Hell I’m guilty of this one. I’m a sniffler and a picker, not really a nose blower, but it’s still laughable to see the Atlanta folks driving in the morning with their coffee/cellphone in one hand and their other hand busy with a finger jammed up to the bridge of their nose.
They don’t even bother to hide it; it’s like they take the security of being inside a car for being invisible. Their windows aren’t even tinted, but they usually don’t look around too much while digging for snot prizes. When I see someone picking, I always take a really long stare to see if they notice me noticing. So far I’ve never been caught catching someone, and of course I always get separated from their car in just a few quick seconds.
There’s different versions of pickers too. There’s the “I’m just scratching” picker who looks like he’s just trying to scratch something at the base of a nostril, but then you see him grinding his fingers together and you know something’s up.
The “blow and pick” is probably the grossest because even though they blow their nose first, they stick their finger under the tissue and go dig with that, which makes their boogies visible, even at a distance.
There’s the standard pick, which is more my style. Jam my finger up there and work around until I can breathe freely. I was always griped at when I was a kid for doing this instead of blowing my nose, but honest to science, blowing my nose doesn’t work unless it’s running snot.
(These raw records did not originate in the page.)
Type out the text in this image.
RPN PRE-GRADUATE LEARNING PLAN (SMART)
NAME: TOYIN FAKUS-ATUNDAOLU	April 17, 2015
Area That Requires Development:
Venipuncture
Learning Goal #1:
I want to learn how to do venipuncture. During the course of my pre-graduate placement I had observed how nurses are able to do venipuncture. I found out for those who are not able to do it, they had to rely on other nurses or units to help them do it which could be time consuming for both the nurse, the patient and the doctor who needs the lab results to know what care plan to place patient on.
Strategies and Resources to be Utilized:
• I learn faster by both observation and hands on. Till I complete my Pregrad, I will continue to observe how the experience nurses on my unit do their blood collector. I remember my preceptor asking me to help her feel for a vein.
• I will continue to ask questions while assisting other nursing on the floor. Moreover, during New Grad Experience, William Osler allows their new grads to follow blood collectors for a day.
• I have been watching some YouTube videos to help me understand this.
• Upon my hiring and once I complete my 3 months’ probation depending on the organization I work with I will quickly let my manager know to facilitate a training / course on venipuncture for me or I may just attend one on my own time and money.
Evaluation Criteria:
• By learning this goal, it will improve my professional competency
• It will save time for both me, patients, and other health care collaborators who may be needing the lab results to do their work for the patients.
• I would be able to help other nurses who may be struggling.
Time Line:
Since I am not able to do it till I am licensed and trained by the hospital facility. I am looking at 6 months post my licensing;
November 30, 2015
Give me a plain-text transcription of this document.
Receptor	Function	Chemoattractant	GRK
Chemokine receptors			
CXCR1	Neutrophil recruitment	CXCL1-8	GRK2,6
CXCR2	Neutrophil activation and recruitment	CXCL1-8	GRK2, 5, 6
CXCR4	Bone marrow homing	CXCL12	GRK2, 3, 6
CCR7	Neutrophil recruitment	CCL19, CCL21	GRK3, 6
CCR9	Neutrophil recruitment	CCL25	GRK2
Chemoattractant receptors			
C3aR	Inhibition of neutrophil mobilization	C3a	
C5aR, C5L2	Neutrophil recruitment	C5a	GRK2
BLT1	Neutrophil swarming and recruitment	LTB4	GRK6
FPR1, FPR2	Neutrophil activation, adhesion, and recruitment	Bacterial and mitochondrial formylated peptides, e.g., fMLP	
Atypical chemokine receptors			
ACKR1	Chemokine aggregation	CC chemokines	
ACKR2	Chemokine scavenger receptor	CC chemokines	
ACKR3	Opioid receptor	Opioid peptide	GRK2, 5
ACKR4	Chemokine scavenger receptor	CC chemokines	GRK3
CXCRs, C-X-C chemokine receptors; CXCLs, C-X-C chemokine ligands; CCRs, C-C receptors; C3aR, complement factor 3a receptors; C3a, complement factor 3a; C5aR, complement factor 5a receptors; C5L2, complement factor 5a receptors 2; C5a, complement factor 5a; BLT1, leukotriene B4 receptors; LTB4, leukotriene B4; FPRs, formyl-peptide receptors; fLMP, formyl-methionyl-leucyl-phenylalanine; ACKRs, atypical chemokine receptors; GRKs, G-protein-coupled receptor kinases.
If it’s boogers I’m after, they’re stuck up there well enough to where the lung blast of air won’t dislodge them. Therefore, I go diving.
The “pick and eat” is clearly nasty, something I haven’t done since my single-digit years, and something I haven’t seen since about 7th grade (I believe her name was Jenna Williams, a bookworm and booger hound).
Last is the “rocket shooter,” which could be dangerous to others in the vehicle. These assholes close one nostril and blow a sickening gust from the other, sending stringy ropes of phlegm, boogers and sometimes blood in whatever direction they’re aiming at. If you ever see your coworkers come in with dried goo on their pants, you might have a wandering rocket shooter on your hands. Either that or they recently received a lapdance or a visit from Bill Clinton.